It is evident that Minnie is suspicious of Susan, and I know that Susan is no match for her. Ill as I am, I can see but one thing to do--I must wait and hope. That the innate goodness and purity of Minnie's heart will keep her from harm, is my earnest prayer. I will be, if possible, more tender and loving to her than I have hitherto been. I dare not speak plainly to her; I believe, if I did, that she would go away from us, and we should never see her again. If I were well, it would be different. I should take her from here until Joshua Marvel had sailed.
What can I say of him? It is clear that Minnie went to the docks by appointment, and that he expected her. I have appealed to him vainly. After what passed between us--after the knowledge he has gained that I am aware of his treachery--he has shown himself, in this clandestine meeting with Minnie, to be totally devoid of honor. I leave him to his conscience and to the judgment of his friends. May occasion never come for them to learn how they are deceived in him!

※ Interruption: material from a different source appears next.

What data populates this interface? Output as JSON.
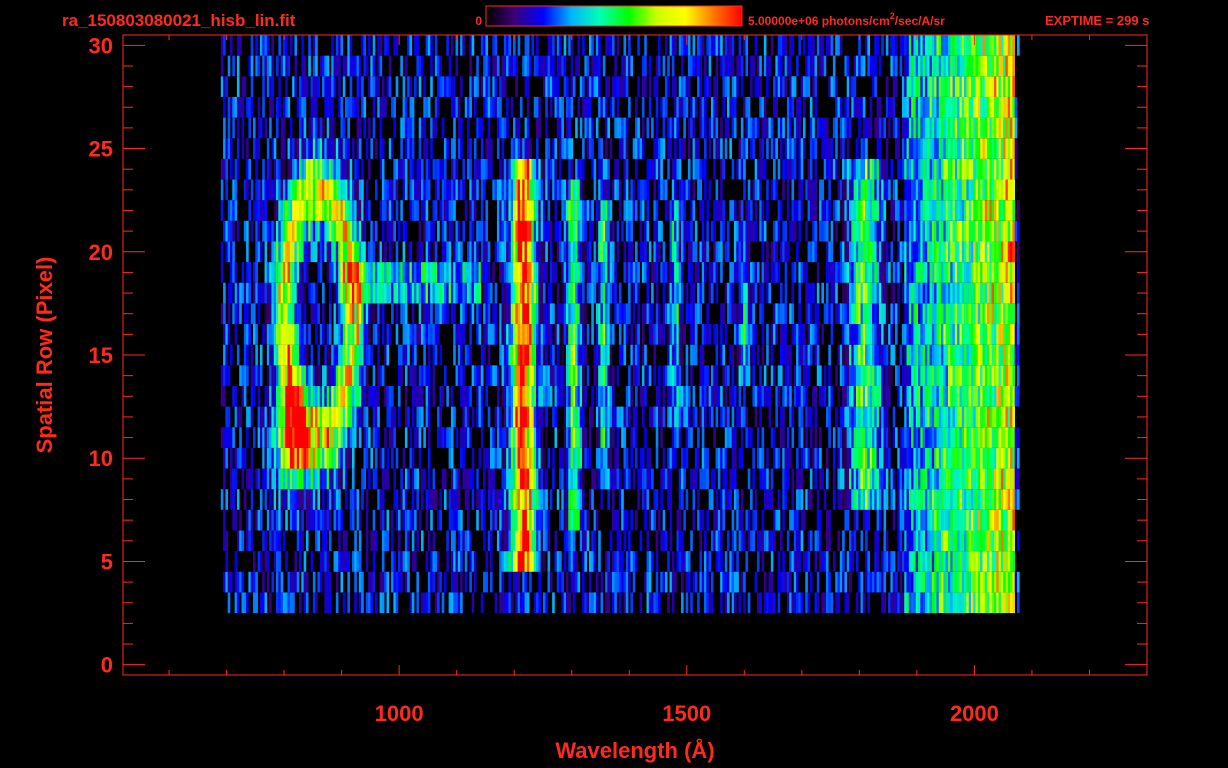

Two days more have passed. In a week Joshua Marvel's ship sails. I believe from that moment I shall begin to grow better. Then I shall make new plans for the future. The future! Alas, my future on earth will soon come to an end! See how I contradict myself. One moment saying that I shall begin to get better when Joshua is gone; the next, that my end must soon come. But 'tis in the nature of such a state of feeling as mine to be hopeful one minute, and despondent the next. The best thing for Minnie would be, that she should be impressed and touched by Dan's love for her--of the existence of which I am sure, having thought much of Dan's manner towards her--and that she should consent to marry him. It is not certain that she loves Joshua; after all, nearly the whole--nay, the whole--of the evidence is circumstantial. It is but natural that she should have an affection for him; the nature of the intimacy, his kindness to her and me, the very circumstances attendant upon his return home, make that a necessity. Indeed, indeed, it would be most unnatural if an affection did not exist between them. The mere writing of these words is comforting to me. I know that they are at variance with much that I have previously written; but at one time I am writing out of my despair, at another time out of my hope. I write now out of my hope. Joshua Marvel will soon be gone, and I am assured that no farther meeting has taken place between him and Minnie. Minnie's behavior to me has been most kind. She is growing more and more like her mother every day. There appears to have arisen in her some consciousness that my claims to her love are more binding upon her than those of any other person. I have passed some very happy hours with her.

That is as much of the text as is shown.